Jane squeezed her eyes shut and for several minutes she could only sit there, listening to her heart beating frantically in her breast. She struggled to gather the strands of sense and restring the million pieces of herself that had scattered away like so many pearls of a broken necklace. She felt like a clumsy child, scrabbling to gather them up from where they rolled haphazardly about on the floor. Finally letting the words process, with a deep resetting breath, Jane opened her eyes again and stared at the white bedding.

"N-No. No, you're lying," she mumbled senselessly without looking up. She jerkily stumbled out of the bed and began toward the brown door, "Charlotte's probably wondering where I am, I-I need to see her. We were going to go on a walk with my sister t-today and, and we can't be—," Jane tripped on the rug in the middle of the room and caught herself on the armrest of a nearby seat.

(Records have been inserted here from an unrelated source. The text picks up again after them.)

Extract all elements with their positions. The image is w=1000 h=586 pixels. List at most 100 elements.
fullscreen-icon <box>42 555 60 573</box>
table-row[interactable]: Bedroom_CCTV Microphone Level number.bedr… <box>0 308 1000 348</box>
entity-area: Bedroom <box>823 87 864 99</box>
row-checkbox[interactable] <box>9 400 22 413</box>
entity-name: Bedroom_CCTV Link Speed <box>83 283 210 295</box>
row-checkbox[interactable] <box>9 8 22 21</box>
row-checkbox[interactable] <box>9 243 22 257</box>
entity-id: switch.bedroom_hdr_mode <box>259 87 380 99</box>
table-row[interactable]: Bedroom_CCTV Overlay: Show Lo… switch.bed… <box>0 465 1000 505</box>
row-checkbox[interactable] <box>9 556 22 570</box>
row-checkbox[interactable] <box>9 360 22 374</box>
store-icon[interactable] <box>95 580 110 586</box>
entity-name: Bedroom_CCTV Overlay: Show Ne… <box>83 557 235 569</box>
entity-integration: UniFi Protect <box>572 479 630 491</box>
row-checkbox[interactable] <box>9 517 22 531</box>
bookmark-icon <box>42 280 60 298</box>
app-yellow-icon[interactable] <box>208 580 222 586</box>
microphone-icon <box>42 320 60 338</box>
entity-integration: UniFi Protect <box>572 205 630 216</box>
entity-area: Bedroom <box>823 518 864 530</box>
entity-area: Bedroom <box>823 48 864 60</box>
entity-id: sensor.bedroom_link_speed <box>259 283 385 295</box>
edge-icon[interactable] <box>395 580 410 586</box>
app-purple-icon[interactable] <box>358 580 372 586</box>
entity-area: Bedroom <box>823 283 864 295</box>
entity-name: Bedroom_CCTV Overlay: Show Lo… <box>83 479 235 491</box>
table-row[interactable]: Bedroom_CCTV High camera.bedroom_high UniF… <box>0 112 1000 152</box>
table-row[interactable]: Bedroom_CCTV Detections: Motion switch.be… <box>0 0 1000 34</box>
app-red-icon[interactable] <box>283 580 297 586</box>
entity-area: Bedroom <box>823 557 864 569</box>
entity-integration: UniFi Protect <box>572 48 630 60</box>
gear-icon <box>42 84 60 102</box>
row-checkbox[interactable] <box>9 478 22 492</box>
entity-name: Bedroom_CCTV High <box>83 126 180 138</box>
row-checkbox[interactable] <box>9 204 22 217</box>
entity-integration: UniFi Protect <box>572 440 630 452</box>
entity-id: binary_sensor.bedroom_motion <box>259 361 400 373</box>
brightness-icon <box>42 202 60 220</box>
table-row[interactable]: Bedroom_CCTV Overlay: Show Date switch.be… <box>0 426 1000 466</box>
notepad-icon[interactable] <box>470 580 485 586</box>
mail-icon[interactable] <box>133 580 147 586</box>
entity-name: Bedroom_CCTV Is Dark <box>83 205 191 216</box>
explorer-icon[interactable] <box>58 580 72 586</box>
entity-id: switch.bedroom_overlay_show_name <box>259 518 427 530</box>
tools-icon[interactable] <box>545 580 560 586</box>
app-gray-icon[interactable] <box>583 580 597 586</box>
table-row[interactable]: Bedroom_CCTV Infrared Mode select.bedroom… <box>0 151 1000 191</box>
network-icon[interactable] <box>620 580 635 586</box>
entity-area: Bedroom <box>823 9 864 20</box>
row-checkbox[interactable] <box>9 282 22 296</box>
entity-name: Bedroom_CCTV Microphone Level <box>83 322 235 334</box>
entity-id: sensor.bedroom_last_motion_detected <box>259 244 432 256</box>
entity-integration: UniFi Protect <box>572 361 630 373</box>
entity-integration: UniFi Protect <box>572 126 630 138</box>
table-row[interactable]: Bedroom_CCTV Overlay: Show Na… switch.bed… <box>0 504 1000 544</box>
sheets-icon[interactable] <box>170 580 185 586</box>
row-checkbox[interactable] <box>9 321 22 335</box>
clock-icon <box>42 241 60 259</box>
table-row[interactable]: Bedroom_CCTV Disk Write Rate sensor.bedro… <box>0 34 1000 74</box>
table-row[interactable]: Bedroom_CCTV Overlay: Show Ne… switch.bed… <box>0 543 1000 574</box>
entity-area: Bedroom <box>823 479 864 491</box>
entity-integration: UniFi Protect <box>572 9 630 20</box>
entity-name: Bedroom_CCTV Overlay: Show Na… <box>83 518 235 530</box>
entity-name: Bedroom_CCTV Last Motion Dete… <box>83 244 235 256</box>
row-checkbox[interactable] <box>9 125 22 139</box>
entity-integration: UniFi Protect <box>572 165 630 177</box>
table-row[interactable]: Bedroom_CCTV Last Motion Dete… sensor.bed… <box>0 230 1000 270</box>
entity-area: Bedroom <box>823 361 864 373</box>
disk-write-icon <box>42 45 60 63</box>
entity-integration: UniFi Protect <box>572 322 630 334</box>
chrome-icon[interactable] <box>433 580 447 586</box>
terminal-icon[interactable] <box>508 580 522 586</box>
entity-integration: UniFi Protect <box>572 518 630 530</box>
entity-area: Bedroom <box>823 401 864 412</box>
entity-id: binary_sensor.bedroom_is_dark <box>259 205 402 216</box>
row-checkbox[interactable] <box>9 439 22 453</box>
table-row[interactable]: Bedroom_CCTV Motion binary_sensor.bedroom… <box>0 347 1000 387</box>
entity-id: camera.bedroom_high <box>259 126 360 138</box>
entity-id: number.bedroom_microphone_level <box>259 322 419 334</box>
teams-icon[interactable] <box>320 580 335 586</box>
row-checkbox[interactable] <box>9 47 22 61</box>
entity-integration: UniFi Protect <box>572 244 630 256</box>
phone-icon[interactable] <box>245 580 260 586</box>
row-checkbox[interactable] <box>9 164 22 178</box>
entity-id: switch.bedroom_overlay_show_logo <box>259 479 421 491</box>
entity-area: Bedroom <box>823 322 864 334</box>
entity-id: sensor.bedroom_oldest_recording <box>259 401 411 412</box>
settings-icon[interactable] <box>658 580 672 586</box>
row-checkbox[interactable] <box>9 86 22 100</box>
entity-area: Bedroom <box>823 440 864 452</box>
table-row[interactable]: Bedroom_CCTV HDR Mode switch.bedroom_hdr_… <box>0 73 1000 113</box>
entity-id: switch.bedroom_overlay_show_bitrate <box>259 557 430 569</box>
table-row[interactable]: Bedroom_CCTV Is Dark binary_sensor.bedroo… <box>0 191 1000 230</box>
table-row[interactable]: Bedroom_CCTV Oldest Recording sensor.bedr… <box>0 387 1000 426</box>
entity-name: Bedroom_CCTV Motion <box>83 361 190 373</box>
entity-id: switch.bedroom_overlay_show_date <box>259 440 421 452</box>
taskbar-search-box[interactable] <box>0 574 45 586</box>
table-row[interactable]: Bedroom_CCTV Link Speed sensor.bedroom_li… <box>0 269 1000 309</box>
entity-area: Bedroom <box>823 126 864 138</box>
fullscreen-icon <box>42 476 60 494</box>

"Please, Ms. Barnes—you aren't in a stable condition." The nurse stated when she caught up with her, setting a gentle hand on the young woman's back. "Come lay back down in the bed."

At the touch, Jane's shoulders immediately deflated and she hung her head miserably. Her breath was racing like she had just sprinted a mile. "Please, _please_ tell me this is some sort of joke," she whimpered, "_Please_."

The nurse was silent.

Jane cried, then, tears stumbling over her cheeks as she sobbed open-mouthed onto her hands. It hurt to think. The thoughts were unbearable and continued to increase in decibel. Her head pounded like a thousand drums, a grisly chorus of excruciating sounds.